[Inducement of tumor cell autophagy and cell cycle analysis].

BACKGROUND & OBJECTIVE: Autophagy is the main phenomenon of type II programmed cell death which is also named as autophagic cell death, and autophagy has a close relationship with autophagic cell death. The relationship of apoptosis and cell cycle has been explored deeply, but little is known about the relationship of autophagic cell death and cell cycle. This study was to observe the correlation of autophagy induced by different methods to cell cycle.

METHODS

Exponentially growing HeLa and SW480 cells, and peripheral blood lymphocytes (PBLs) from healthy donors, with or without 48 h stimulation of phytohemagglutinin (PHA), were treated with Hanks' solution (to produce starvation) or vincristine.
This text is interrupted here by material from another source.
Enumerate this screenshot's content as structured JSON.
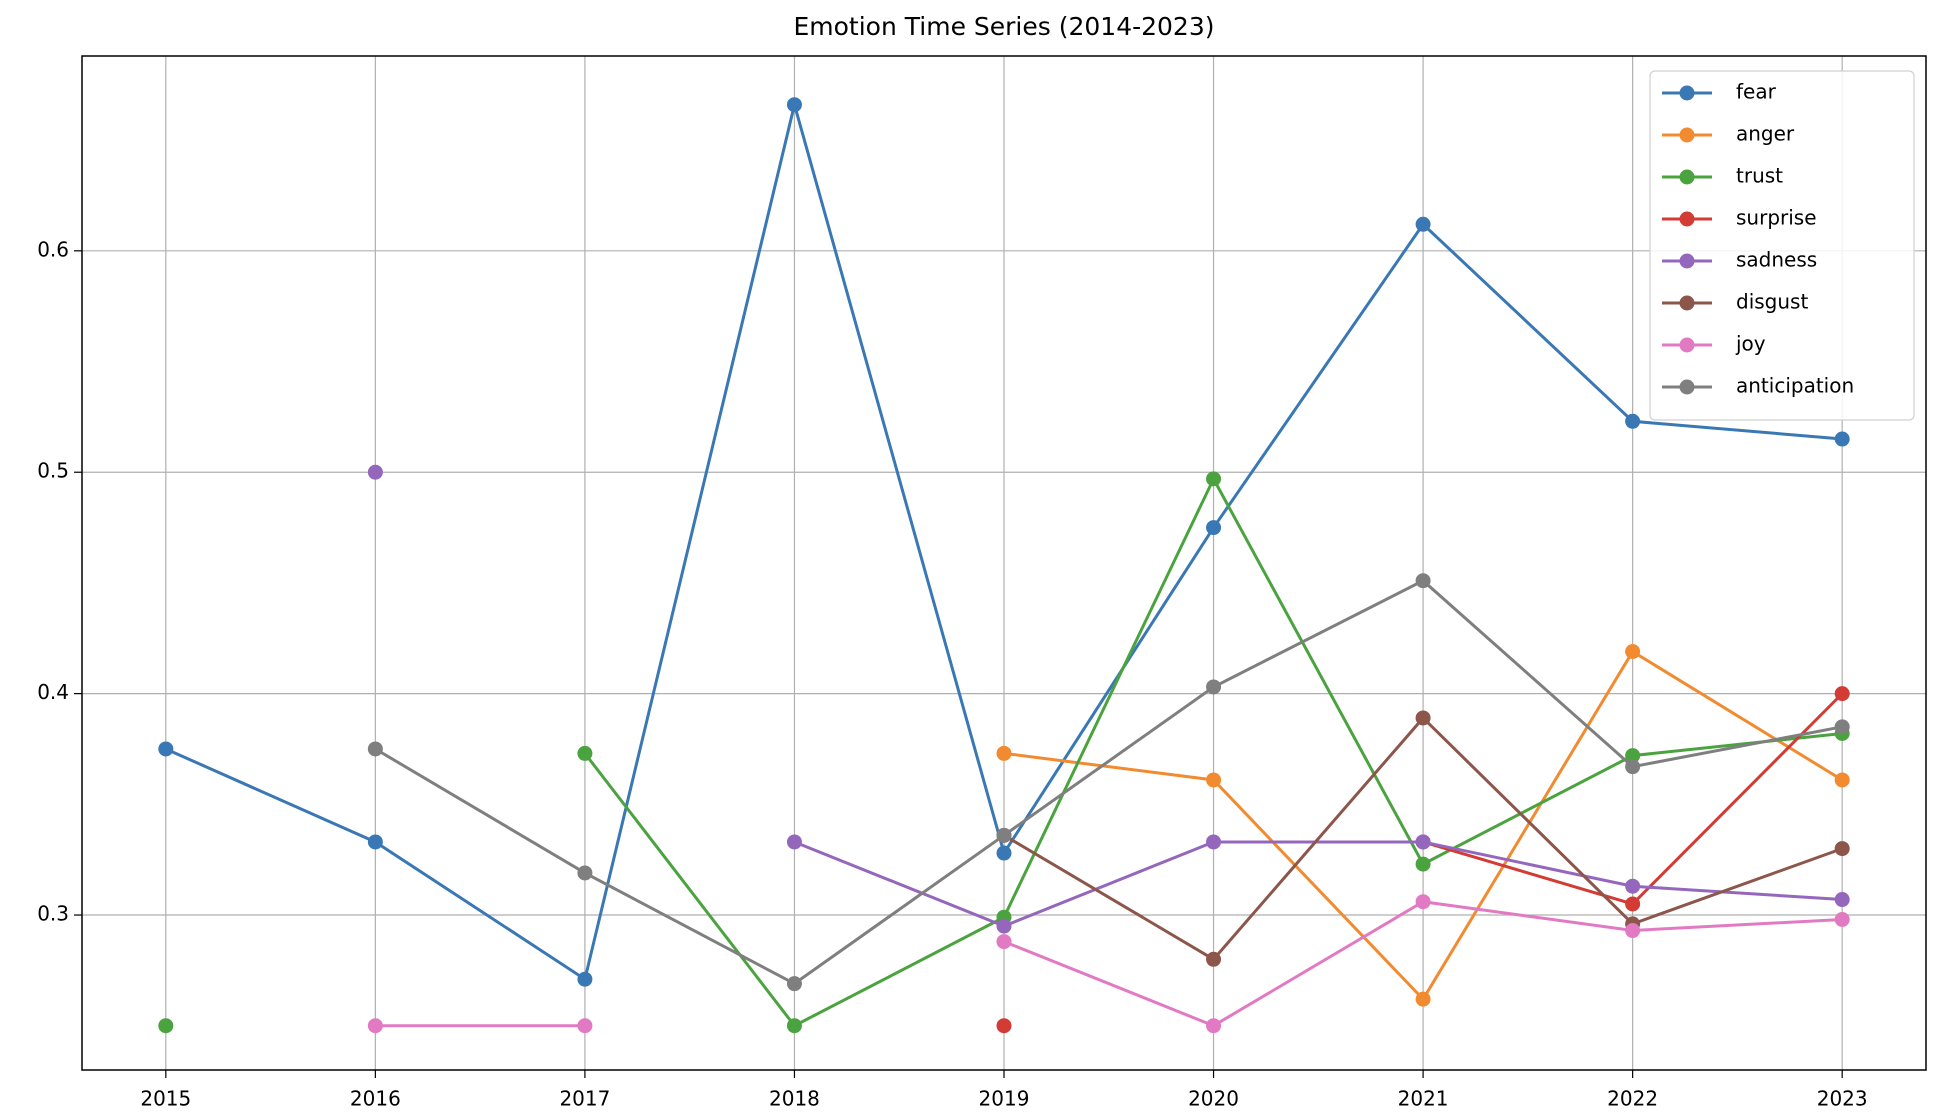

Confocal laser microscope and transmission electron microscope (TEM) were used to detect autophagy; flow cytometry (FCM) was innovatively used to detect the cell cycle of autophagic cells with dipl-parameters of microtubule-associated protein 1 light chain 3 (MAP1-LC3-II)/PI.

RESULTS

Autophagy of HeLa and SW480 cells induced by starvation or vincristine was observed in G1, S, and G2/M phases and increased along with the inducement time; no autophagy was observed in unstimulated PBLs. The positive rate of LC3-II, indicating the occurrence of autophagy, was lower than 2.62% when induced by starvation in Hanks' solution for 48 h, or 6.16% when induced by vincristine for 48 h. After PBLs were stimulated into cell cycle by PHA, autophagy was markedly detected 2 h after the indicated inducements.

CONCLUSIONS

MAP1-LC3-II/DNA dipl-parameter analysis by FCM is a convenient and reliable method for simultaneously analyzing autophagy and cell cycle. Autophagy could be induced when cells are in cell cycle, while the cells in G0 phase are insensitive to the inducers.